All companies connected to the internet are vulnerable to cyber attacks. And the potential losses are significant. Retail giant Target, for example, estimated its losses from a 2013 data breach at more than $250 million. What’s more, according to a recent survey conducted for BAE Systems of 300 managers in the financial services, insurance, and IT/tech industries in the U.S., 85% of respondents listed reputational damage as the most prominent result of a data breach, with 74% citing legal liability as the second largest concern.
Liability for data breaches that affect customers leads directly to the C-suite. Executives need to personally know how strong their company’s cyber defenses are, as well as the expected responses for attacks or breaches. But according to the survey, 40% admitted that they lacked a clear understanding of the cybersecurity protocols within their organizations. This should be an urgent wake-up call to executives that cybersecurity needs to be taken seriously throughout the organization.
Executives should start by understanding what protocols they currently have in place — and where they fall short. An annual security assessment is thought to be a best practice to prevent data breaches. If performed correctly, the security assessment reveals the residual risk — the number and scale of attacks that are likely to get through. If the residual risk is acceptable, then an annual review may be sufficient. However, if the residual risk is concerning, then a semiannual or even quarterly review may not be enough. This, of course, shifts the discussion to what level of residual risk is acceptable, depending on your company.

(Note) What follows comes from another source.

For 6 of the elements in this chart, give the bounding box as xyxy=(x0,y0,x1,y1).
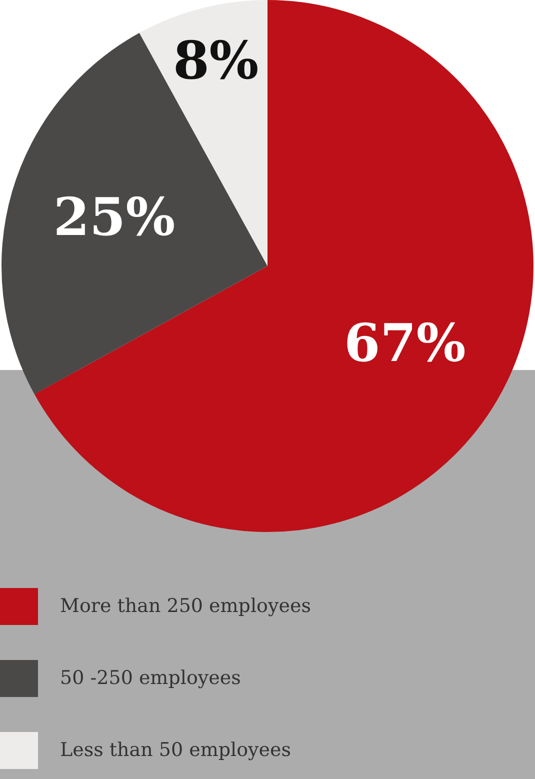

In many ways, this risk assessment reflects the new reality of cybersecurity. In a fast-moving, hyper-connected world, the approach needs to be dynamic rather than static. For example, a dynamic approach would be to schedule two annual reviews with two different vendors and stagger them by six months. In doing so, a company can cut in half the average time a successful attack goes undetected, rather than relying on annual reviews. Extending this model so that assessments are quarterly or “on demand” in response to predetermined events — or even random checks against known threats — are other alternatives.